On the official Eolian company web site there is mention of financial reimbursement for the three towns in which the wind farm will be located. Each town may receive approximately $25,000 per turbine a year while the wind farm is in operation. First Wind pays the Town of Sheffield $520,000 each year and will do so for 20 years, the expected life of the wind towers.
Currently, the Eolian project is in the initial stages, which includes collecting technical information about the site's capacity to produce wind as well as community outreach and education.


Be careful with this company

May 11, 2012 by armichka (not verified), 2 years 28 weeks ago
Comment: 449

Eolian pushed a project in Frankfort, Maine, only to be rebuffed by the town, which passed a wind energy facility ordinance that would have effectively kept the development company out of their town. Eolian officials were infuriated. Subsequently, the landowners have sued the town over the ordinance, hoping to force the wind development into the community despite the majority opposition to it. We have a very zealous wind power advocate here in Maine, who happens to be a law school professor, who has been advocating this lawsuit and is probably involved in it behind the scenes. I wouldn't be surprised if you could find Eolian's fingerprints on the suit, as well, if you looked hard enough.

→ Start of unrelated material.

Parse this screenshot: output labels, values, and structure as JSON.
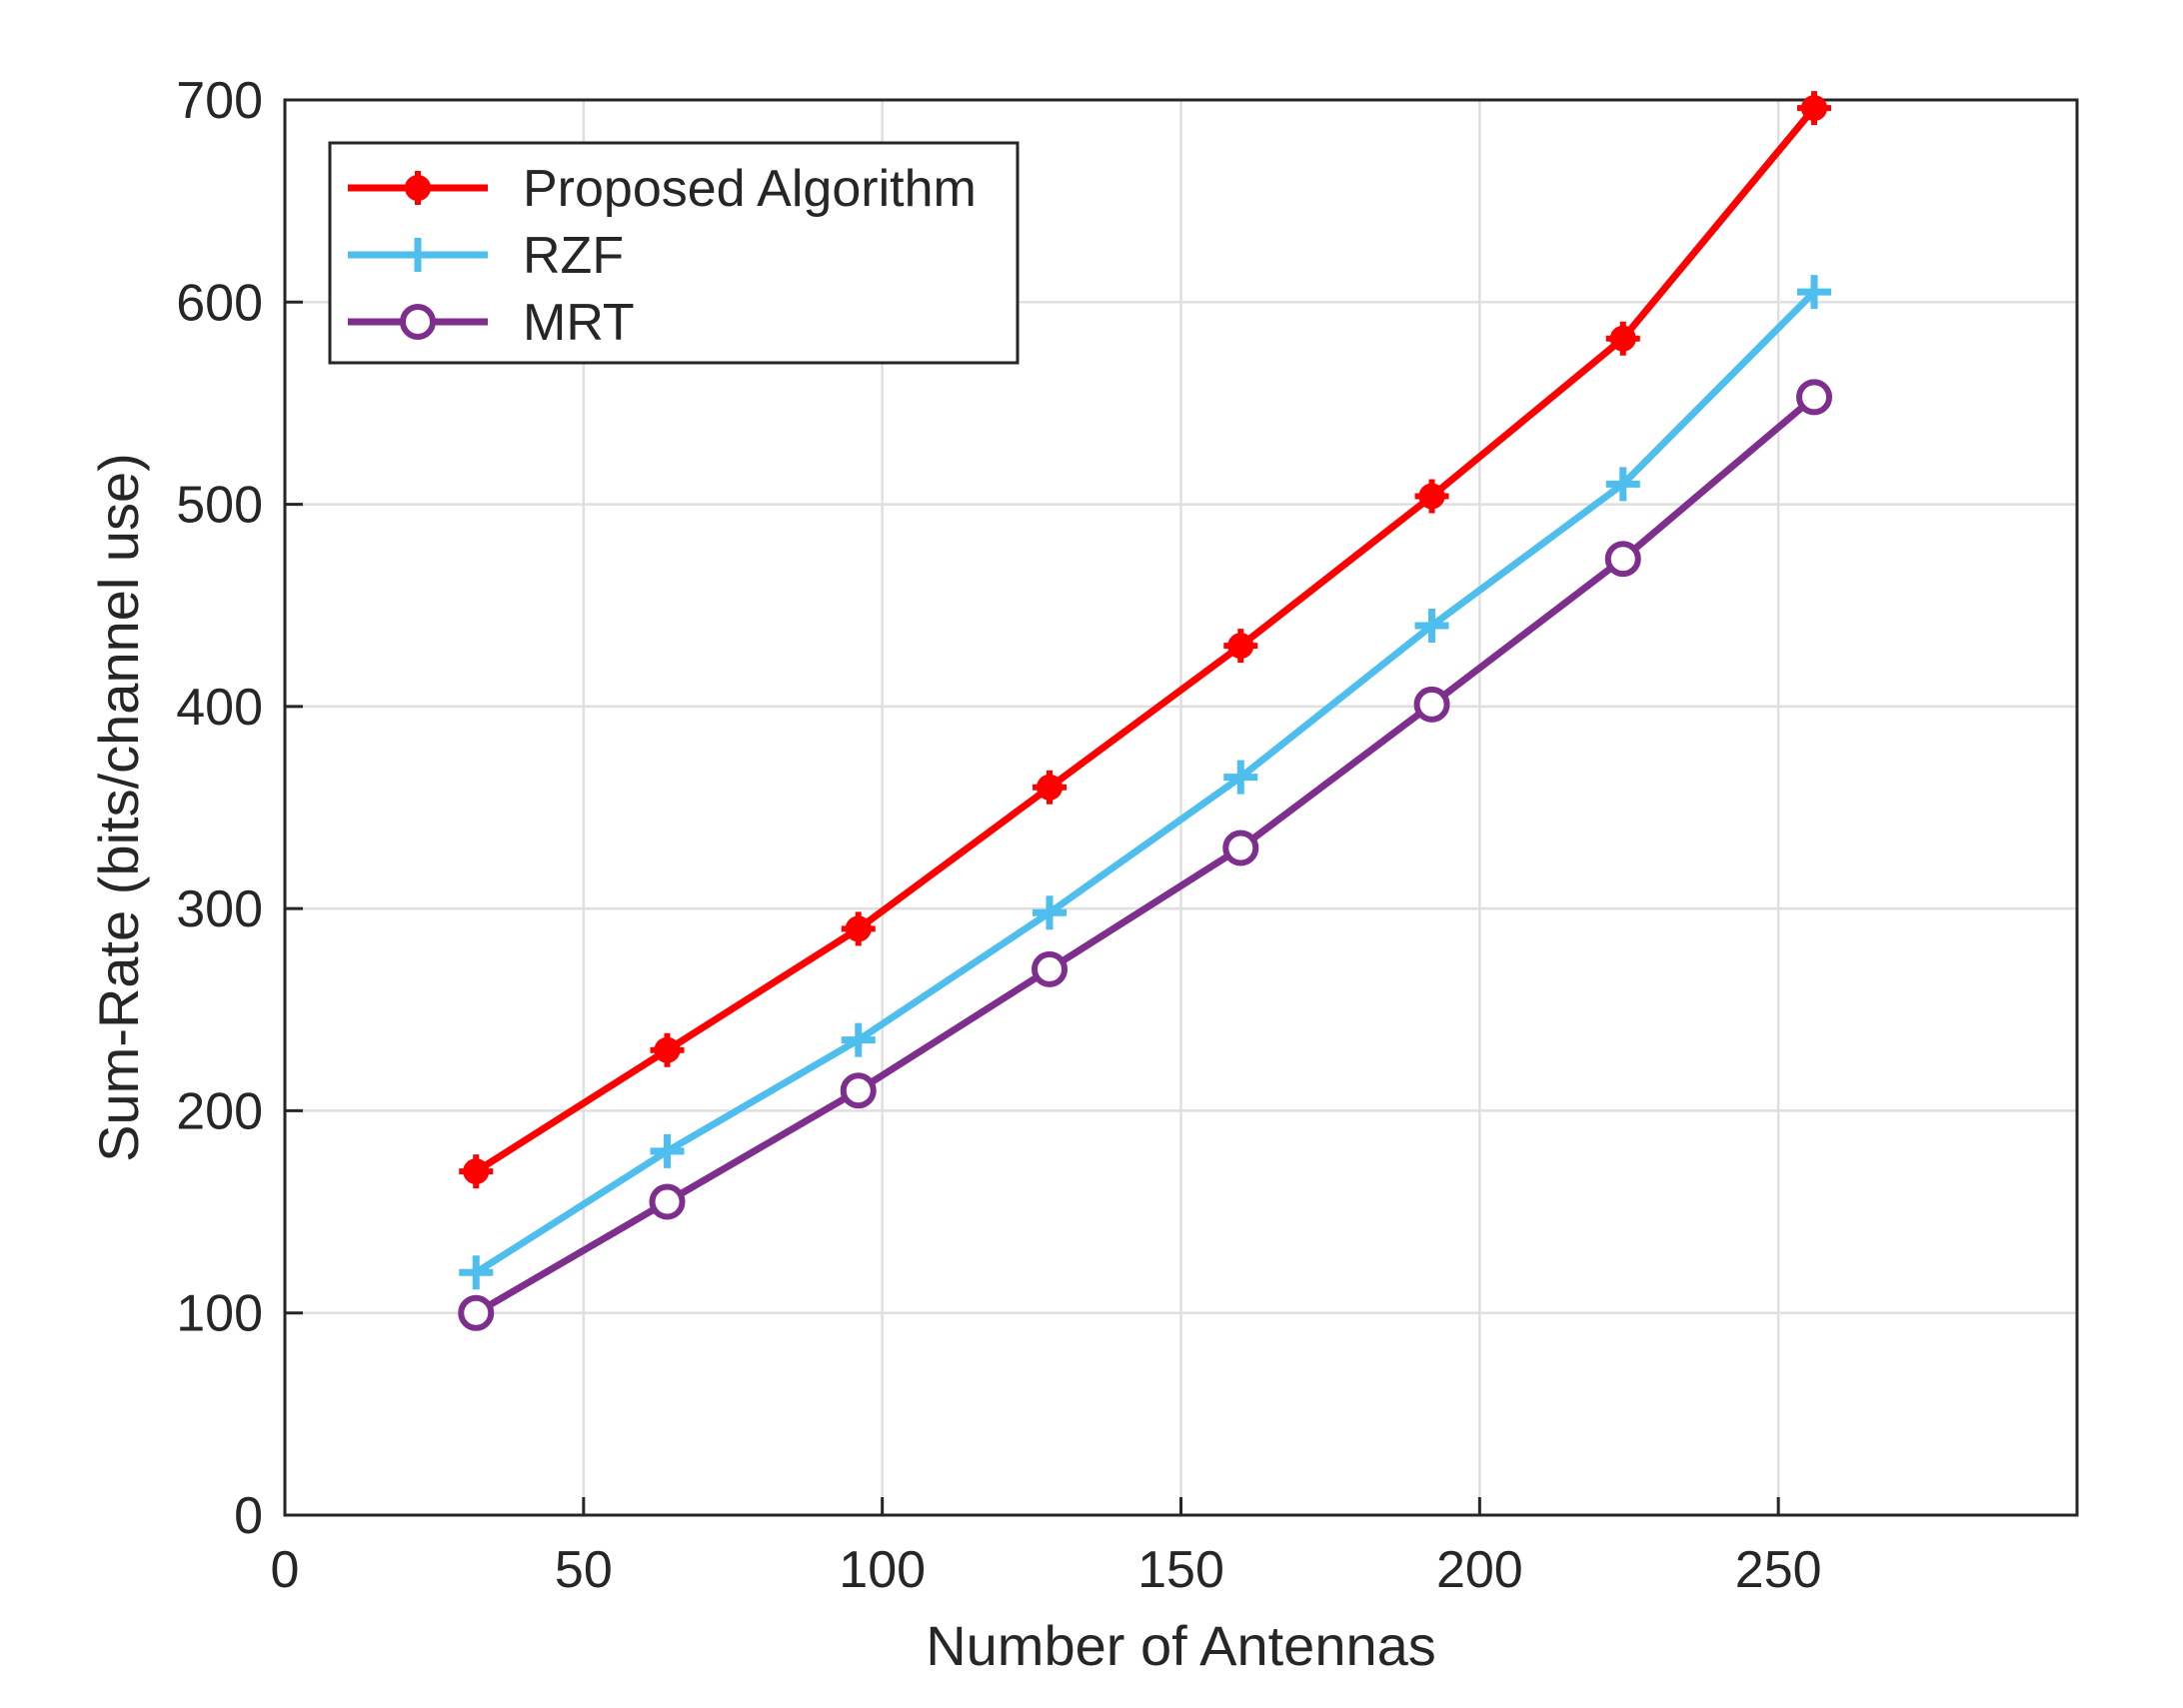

The Vermont people in these towns would be well-advised to proceed carefully with this company.

Pay No Attention To That Man Behind The Curtain!

August 24, 2012 by tophtml (not verified), 2 years 13 weeks ago
Comment: 496

This sounds like a dispute between property owners and Frankfort, Main. In the article you cited it states:

"Bernard Madden, Kermit Allen and Wayne Allen are asking the court to issue a judgement that the wind ordinance is null and void and order the town to compensate them for the “regulatory taking” of their property rights."

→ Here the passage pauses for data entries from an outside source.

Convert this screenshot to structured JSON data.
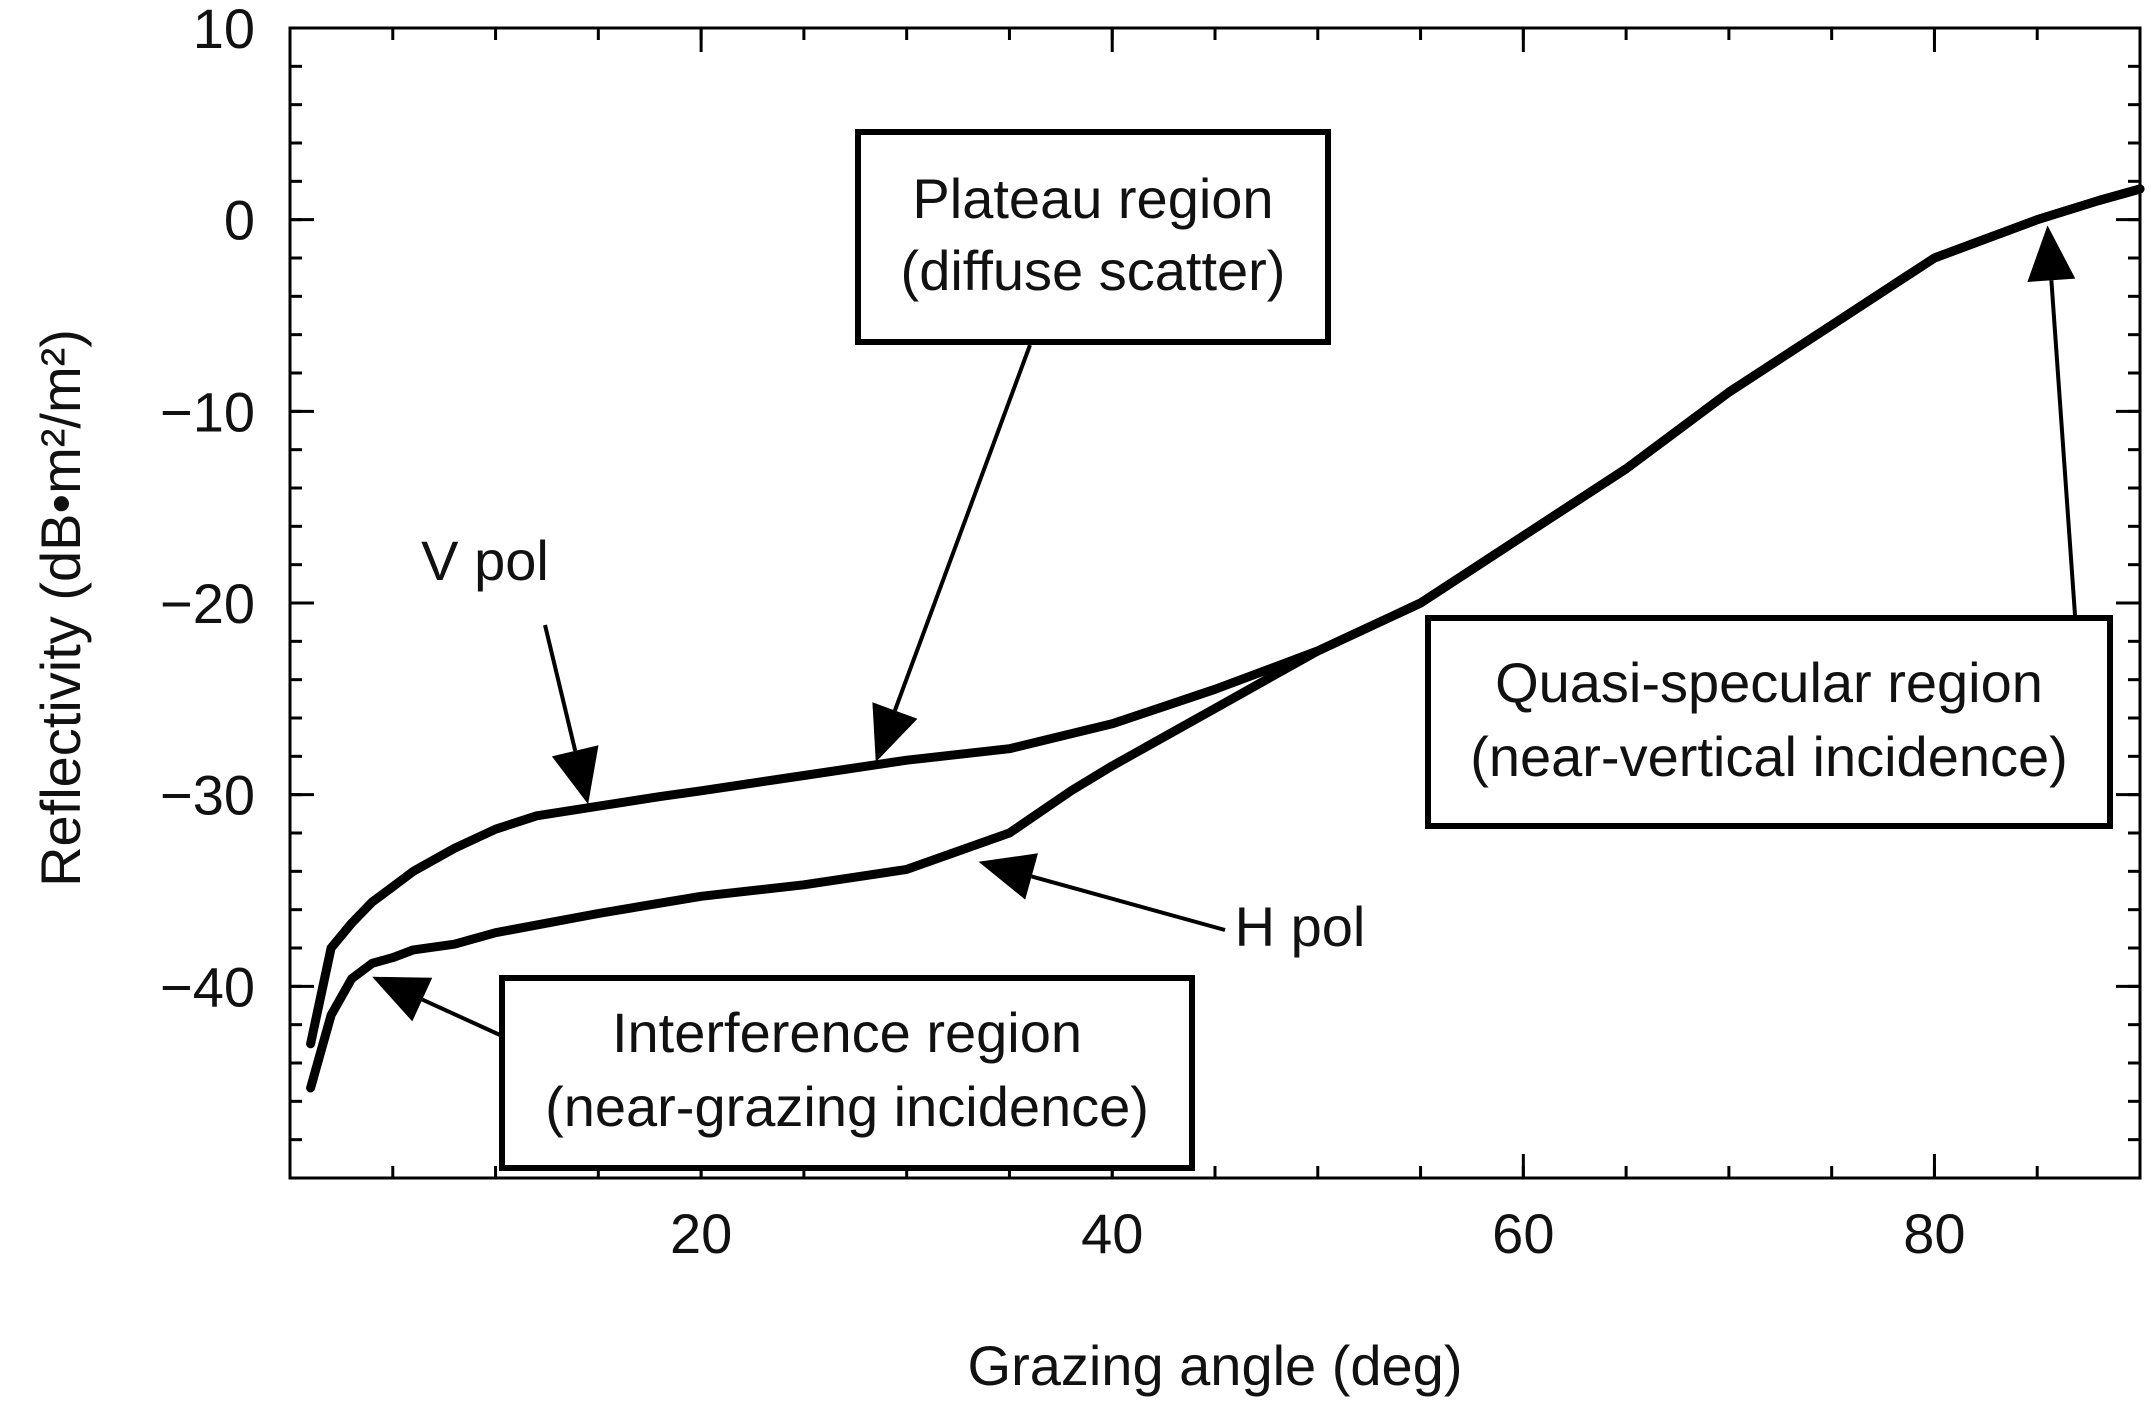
{
  "chart_data": {
    "type": "line",
    "title": "",
    "xlabel": "Grazing angle (deg)",
    "ylabel": "Reflectivity (dB•m²/m²)",
    "xlim": [
      0,
      90
    ],
    "ylim": [
      -50,
      10
    ],
    "x_ticks": [
      20,
      40,
      60,
      80
    ],
    "y_ticks": [
      10,
      0,
      -10,
      -20,
      -30,
      -40
    ],
    "y_tick_labels": [
      "10",
      "0",
      "−10",
      "−20",
      "−30",
      "−40"
    ],
    "grid": false,
    "series": [
      {
        "name": "V pol",
        "x": [
          1,
          2,
          3,
          4,
          5,
          6,
          8,
          10,
          12,
          15,
          18,
          20,
          25,
          30,
          35,
          40,
          45,
          50,
          55,
          60,
          65,
          70,
          75,
          80,
          85,
          88,
          90
        ],
        "y": [
          -43,
          -38,
          -36.7,
          -35.6,
          -34.8,
          -34,
          -32.8,
          -31.8,
          -31.1,
          -30.6,
          -30.1,
          -29.8,
          -29,
          -28.2,
          -27.6,
          -26.3,
          -24.5,
          -22.5,
          -20,
          -16.5,
          -13,
          -9,
          -5.5,
          -2,
          0,
          1,
          1.6
        ]
      },
      {
        "name": "H pol",
        "x": [
          1,
          2,
          3,
          4,
          5,
          6,
          8,
          10,
          15,
          20,
          25,
          30,
          35,
          38,
          40,
          45,
          50,
          55,
          60,
          65,
          70,
          75,
          80,
          85,
          88,
          90
        ],
        "y": [
          -45.3,
          -41.5,
          -39.6,
          -38.8,
          -38.5,
          -38.1,
          -37.8,
          -37.2,
          -36.2,
          -35.3,
          -34.7,
          -33.9,
          -32,
          -29.8,
          -28.5,
          -25.5,
          -22.5,
          -20,
          -16.5,
          -13,
          -9,
          -5.5,
          -2,
          0,
          1,
          1.6
        ]
      }
    ],
    "annotations": [
      {
        "id": "v-pol",
        "text": "V pol",
        "target": {
          "x": 14.5,
          "y": -30.5
        }
      },
      {
        "id": "h-pol",
        "text": "H pol",
        "target": {
          "x": 33.5,
          "y": -33.5
        }
      },
      {
        "id": "plateau",
        "line1": "Plateau region",
        "line2": "(diffuse scatter)",
        "target": {
          "x": 28.5,
          "y": -28.3
        }
      },
      {
        "id": "quasi",
        "line1": "Quasi-specular region",
        "line2": "(near-vertical incidence)",
        "target": {
          "x": 85.5,
          "y": -0.3
        }
      },
      {
        "id": "interference",
        "line1": "Interference region",
        "line2": "(near-grazing incidence)",
        "target": {
          "x": 4,
          "y": -39.5
        }
      }
    ]
  }
}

Since they leased Eloian the land upon which the wind towers would be built and now the ordinance places the project in jeopardy, negatively effecting the income of the three plaintiffs, it is reasonable to presume that Eloian didn't have to prod the three plaintiffs into a lawsuit - lost revenue did that all by itself.

While there may be people working behind the scenes to make the turbines happen, I would say that there is more than enough motivation which places the smoking gun squarely in the hands of the plaintiffs without involving the power contractor.

I would be more wary of those who choose to live a technological, electricity based lifestyle all the while endlessly complain about the way in which the energy is generated.